In practice, designers also need to consider the typical object size, its distance from the camera and the desired picture resolution, the optical properties of the camera system (sensor size, objective) and its field of view (FOV). See Figure 1 above. The light emission pattern from the diodes needs to match the camera FOV as closely as possible. If the beam angle is too narrow, not all of the target may be sufficiently illuminated. If it is too wide, some of the reflected light may not be detected by the camera, thereby reducing image quality. It may be necessary to consider a secondary lens to ensure that the IR LEDs correctly illuminate the required field of view of the camera. Companies such as LEDiL offer a wide range to suit devices from various manufacturers.
Achieving the required signal-to-noise ratio depends on the spectral sensitivity and quantum efficiency curve of the CCD/CMOS chip used in the camera, and the integration time.
While there are a number of manufacturers of 850 and 940 nm red LEDs for CCTV camera applications, including Everlight and Vishay, Osram offers one of the most extensive ranges, with models covering wide ranges of power output, radiant intensity and emission angles, and with a number of package options.
The Oslon Black SFH4715A 850 nm infrared LED is typical of Osram’s high power, small package devices, and ideal for CCTV applications.
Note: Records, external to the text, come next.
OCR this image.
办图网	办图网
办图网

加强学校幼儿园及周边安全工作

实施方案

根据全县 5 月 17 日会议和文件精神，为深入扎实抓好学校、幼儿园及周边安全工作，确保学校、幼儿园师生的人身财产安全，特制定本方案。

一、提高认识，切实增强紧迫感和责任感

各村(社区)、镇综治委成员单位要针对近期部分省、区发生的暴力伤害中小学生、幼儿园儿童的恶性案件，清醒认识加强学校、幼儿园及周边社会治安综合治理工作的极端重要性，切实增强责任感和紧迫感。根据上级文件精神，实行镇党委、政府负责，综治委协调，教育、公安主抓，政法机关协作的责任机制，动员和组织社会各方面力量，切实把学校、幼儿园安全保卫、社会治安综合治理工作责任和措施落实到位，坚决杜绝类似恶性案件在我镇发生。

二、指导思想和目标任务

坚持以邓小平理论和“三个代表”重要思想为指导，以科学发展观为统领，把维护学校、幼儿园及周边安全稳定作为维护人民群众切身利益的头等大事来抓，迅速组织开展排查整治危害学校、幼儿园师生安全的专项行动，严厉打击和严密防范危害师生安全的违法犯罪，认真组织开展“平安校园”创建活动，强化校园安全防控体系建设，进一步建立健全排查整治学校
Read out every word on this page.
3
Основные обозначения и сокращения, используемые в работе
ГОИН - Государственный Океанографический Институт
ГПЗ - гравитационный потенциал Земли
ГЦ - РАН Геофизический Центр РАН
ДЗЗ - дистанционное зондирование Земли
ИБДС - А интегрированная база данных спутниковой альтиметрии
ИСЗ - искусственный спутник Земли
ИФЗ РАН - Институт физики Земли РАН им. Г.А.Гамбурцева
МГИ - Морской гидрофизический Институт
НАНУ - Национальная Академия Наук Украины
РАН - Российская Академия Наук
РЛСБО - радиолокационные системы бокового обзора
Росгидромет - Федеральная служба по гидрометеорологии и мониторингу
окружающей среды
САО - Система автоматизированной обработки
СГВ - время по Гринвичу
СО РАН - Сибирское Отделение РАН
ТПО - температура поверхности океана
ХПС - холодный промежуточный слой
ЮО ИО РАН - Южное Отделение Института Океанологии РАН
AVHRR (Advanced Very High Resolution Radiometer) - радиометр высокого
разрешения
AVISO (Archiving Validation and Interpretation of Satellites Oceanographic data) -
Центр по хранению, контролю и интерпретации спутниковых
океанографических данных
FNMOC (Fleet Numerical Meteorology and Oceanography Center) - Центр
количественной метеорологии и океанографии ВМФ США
With a power output of 800 mW and beam angle of 90°, it can be used to illuminate objects up to 100 meters away, depending on the type of external optics used. Also in the range is the 850 nm SFH4715S, with a forward voltage of 2.9 V and a half angle of 45°. Both feature a radiant intensity of 320 mW/sr.
Figure 2: Osram’s Oslon Black SFH4725S, in its black package, is designed for truly covert surveillance operations.
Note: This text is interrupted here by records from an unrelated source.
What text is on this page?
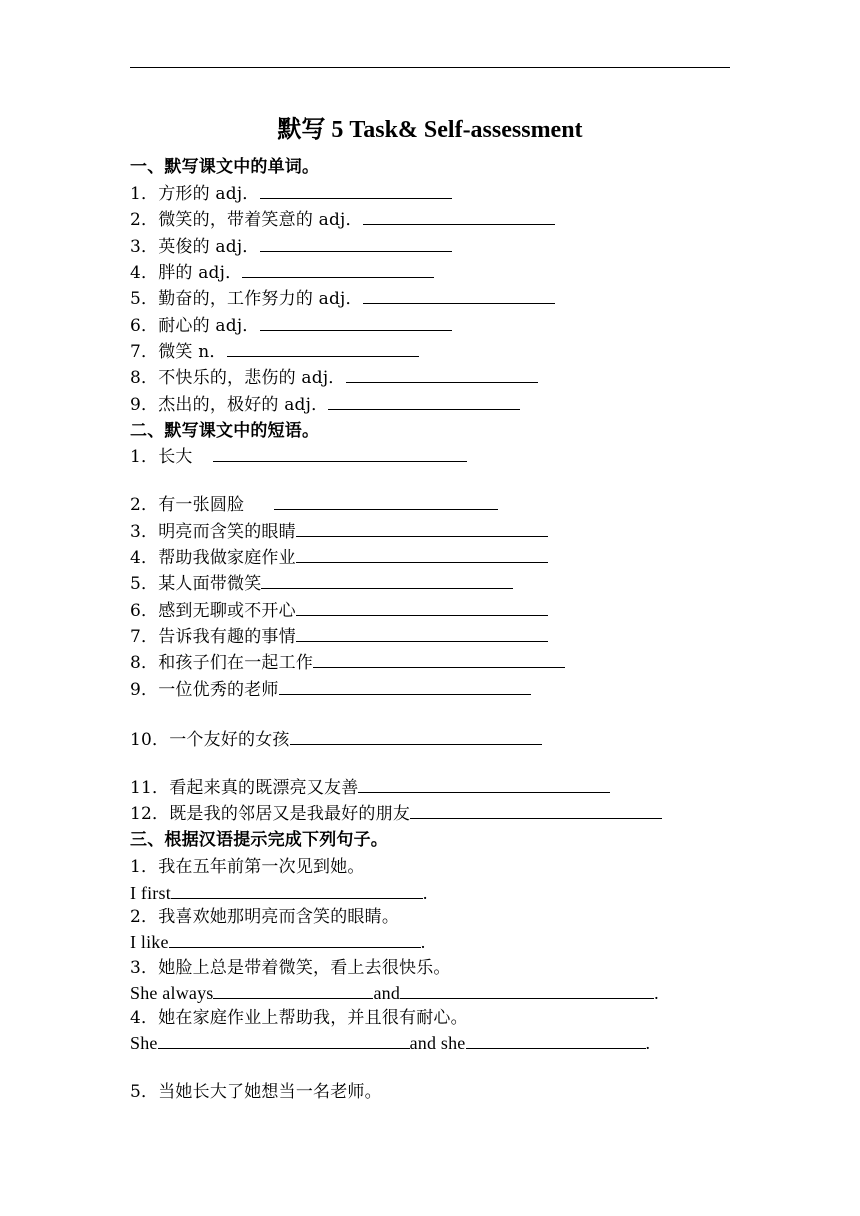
默写 5 Task& Self-assessment
一、默写课文中的单词。
1．方形的 adj．
2．微笑的，带着笑意的 adj．
3．英俊的 adj．
4．胖的 adj．
5．勤奋的，工作努力的 adj．
6．耐心的 adj．
7．微笑 n．
8．不快乐的，悲伤的 adj．
9．杰出的，极好的 adj．
二、默写课文中的短语。
1．长大
2．有一张圆脸
3．明亮而含笑的眼睛
4．帮助我做家庭作业
5．某人面带微笑
6．感到无聊或不开心
7．告诉我有趣的事情
8．和孩子们在一起工作
9．一位优秀的老师
10．一个友好的女孩
11．看起来真的既漂亮又友善
12．既是我的邻居又是我最好的朋友
三、根据汉语提示完成下列句子。
1．我在五年前第一次见到她。
I first	.
2．我喜欢她那明亮而含笑的眼睛。
I like	.
3．她脸上总是带着微笑，看上去很快乐。
She always	and	.
4．她在家庭作业上帮助我，并且很有耐心。
She	and she	.
5．当她长大了她想当一名老师。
For covert applications, 940 nm devices are more appropriate. Osram offers the Oslon Black SFH4725S family, with a high optical output of 980 mW from an output current of 1 A. Forward voltage is 2.75 V. The SFH 4725S achieves a radiant intensity of 450 mW/sr at an emission angle of 90°, providing superior illumination over the area being monitored. Employing Osram’s Nanostack technology, the device features two emission centers in a single chip. This effectively decreases the number of devices needed for the optical output. Further, contained in a black package, the device is completely concealed behind the camera lens.
Infrared LEDs are important components in CCTV systems, providing illumination for objects under surveillance in dark and low-light conditions. Selecting IR LEDs for CCTV applications requires careful consideration of factors including output power, optical power, radiant intensity, beam angle and forward voltage requirements.
Modern devices offer higher power and increased optical output in smaller multi-chip packages, combined with increased efficiency and reliability. Advanced surveillance systems incorporate sophisticated IR illuminator units, which can be closely synchronized with camera lenses to ensure the camera’s field of view at any time is appropriately illuminated. Allied technologies, including image processing, data compression and high speed video transmission, have vastly broadened the application potential of CCTV cameras, bringing greater focus on IR LEDs and associated devices such as lenses, secondary optics and drivers.